Okazało się, że policja podjęła decyzję o sprawdzeniu czarnego protestu po artykułach w mediach, m.in. na portalu www.pomorska.pl/sepolno, gdzie opublikowaliśmy galerię zdjęć oraz krótkie wideo z przemarszu. Odbył się on w bardzo pokojowy sposób, nie było żadnych niepokojących wydarzeń, a uczestnicy zgodnie z przepisami maszerowali chodnikami. Kilkadziesiąt osób przeszło chodnikami Sępólna, trzymając w rękach transparenty. Nie było jednak żadnych zakłóceń, krzyków czy aktów złamania prawa.

Czarny protest w Sępólnie

Policję zainteresowało jednak, czy uczestnicy zgłosili zamiar zgromadzenia w urzędzie. Ten powinien o tym fakcie następnie poinformować policję. - Do nas taka informacja nie dotarła. Z naszych wstępnych ustaleń wynika, że nie doszło do żadnych zakłóceń - dodaje Warsińska.

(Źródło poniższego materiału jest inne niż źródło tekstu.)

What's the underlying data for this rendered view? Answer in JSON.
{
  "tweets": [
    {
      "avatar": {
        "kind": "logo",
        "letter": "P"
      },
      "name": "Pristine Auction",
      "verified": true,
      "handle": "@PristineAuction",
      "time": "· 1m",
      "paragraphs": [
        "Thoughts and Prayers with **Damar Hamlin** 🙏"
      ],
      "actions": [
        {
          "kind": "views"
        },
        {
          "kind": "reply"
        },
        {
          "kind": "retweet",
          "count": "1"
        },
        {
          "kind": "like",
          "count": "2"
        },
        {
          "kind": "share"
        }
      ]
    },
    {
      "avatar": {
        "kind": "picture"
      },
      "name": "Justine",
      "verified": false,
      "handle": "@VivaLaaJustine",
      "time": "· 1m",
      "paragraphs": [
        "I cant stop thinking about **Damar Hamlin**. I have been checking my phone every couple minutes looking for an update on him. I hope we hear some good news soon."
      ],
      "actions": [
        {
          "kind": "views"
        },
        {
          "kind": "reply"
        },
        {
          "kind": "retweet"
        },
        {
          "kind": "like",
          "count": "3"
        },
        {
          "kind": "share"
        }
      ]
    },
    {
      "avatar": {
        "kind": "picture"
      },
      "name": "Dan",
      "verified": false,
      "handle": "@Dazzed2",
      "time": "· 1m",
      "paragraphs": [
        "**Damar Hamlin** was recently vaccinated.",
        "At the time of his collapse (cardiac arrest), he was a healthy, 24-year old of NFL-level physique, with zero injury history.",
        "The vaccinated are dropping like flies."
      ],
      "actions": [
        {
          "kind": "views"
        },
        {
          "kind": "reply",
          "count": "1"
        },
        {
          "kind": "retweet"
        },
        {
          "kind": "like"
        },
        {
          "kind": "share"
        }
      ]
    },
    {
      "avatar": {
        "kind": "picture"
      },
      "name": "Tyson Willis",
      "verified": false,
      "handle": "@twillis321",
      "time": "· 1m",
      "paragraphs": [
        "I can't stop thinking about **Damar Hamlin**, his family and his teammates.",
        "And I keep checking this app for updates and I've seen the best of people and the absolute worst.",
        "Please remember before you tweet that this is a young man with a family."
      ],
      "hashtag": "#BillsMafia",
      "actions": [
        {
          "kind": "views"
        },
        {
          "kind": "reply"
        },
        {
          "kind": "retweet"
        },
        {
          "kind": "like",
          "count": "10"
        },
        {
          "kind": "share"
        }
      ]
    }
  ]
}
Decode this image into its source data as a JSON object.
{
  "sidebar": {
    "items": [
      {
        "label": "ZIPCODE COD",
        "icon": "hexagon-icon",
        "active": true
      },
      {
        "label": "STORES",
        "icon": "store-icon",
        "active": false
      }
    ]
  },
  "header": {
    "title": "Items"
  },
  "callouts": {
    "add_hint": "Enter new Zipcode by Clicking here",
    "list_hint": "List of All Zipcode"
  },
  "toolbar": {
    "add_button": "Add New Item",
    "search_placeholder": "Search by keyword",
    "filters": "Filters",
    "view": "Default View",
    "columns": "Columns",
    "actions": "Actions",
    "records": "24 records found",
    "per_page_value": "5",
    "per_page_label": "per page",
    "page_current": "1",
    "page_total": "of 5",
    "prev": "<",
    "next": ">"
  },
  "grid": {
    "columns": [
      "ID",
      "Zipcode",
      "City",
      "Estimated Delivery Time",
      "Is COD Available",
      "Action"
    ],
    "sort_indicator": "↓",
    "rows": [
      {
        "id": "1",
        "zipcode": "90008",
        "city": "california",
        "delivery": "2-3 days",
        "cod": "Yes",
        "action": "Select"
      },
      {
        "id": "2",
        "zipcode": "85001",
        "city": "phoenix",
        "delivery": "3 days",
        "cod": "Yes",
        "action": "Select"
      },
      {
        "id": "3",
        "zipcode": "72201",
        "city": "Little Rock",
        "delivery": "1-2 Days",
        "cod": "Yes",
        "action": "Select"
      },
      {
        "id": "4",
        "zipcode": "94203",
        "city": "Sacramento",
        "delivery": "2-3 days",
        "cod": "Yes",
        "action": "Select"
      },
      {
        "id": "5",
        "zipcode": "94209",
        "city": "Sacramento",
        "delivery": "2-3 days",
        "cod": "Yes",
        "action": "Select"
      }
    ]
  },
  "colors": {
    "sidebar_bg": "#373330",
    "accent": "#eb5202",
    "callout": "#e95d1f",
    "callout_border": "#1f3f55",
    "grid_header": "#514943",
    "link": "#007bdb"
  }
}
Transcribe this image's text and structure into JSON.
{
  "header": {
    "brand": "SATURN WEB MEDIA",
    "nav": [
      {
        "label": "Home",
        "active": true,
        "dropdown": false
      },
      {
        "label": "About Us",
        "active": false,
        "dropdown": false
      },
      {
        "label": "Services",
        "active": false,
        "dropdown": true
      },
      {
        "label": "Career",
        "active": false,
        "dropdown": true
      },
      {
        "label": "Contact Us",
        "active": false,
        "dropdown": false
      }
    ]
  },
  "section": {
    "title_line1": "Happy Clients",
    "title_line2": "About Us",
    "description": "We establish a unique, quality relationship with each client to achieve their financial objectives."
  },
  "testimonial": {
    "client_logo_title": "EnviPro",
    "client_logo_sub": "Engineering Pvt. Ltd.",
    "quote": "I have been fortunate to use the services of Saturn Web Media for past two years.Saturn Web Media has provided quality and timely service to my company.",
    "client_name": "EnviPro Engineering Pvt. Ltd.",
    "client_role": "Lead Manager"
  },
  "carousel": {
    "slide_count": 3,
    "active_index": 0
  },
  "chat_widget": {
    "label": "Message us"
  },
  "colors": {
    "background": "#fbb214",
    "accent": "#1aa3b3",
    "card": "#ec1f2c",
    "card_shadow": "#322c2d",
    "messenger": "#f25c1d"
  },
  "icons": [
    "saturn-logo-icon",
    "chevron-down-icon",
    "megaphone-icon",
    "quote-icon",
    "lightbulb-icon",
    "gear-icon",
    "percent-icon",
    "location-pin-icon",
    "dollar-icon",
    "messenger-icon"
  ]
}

Warsińska nie chciała odpowiedzieć na pytanie, co, jako kobieta sądzi o czarnym proteście. - Jestem przede wszystkim funkcjonariuszem i na ten temat nie będę się wypowiadać - usłyszeliśmy.

Czarny protest w Sępólnie był spontaniczną akcją. Nie było oficjalnych zaproszeń, reklam, tylko szybka akcja.
Czarny protest w Sępólnie był spontaniczną akcją. Nie było oficjalnych zaproszeń, reklam, tylko szybka akcja. Aleksander Knitter

A co z płotem?
Zapytaliśmy więc w sępoleńskiej policji, czy jeśli tak wnikliwie śledzą prasę i wzywają uczestników czarnego protestu do złożenia wyjaśnień, czy zajęli się opisaną przez nas sprawą blokowania swobodnego przejścia przy jeziorze przy TKKF. Pisaliśmy o tym ponad trzy tygodnie temu, pokazując na zdjęciu zagrodzone przejście i płot w jeziorze.

Czytaj więcej: Mieszkańcy Sępólna zastanawiają się, czy prawo jest równe dla wszystkich

Małgorzata Warsińska obiecała, że sprawdzi, czy policjanci zajęli się wyjaśnieniem tej sprawy.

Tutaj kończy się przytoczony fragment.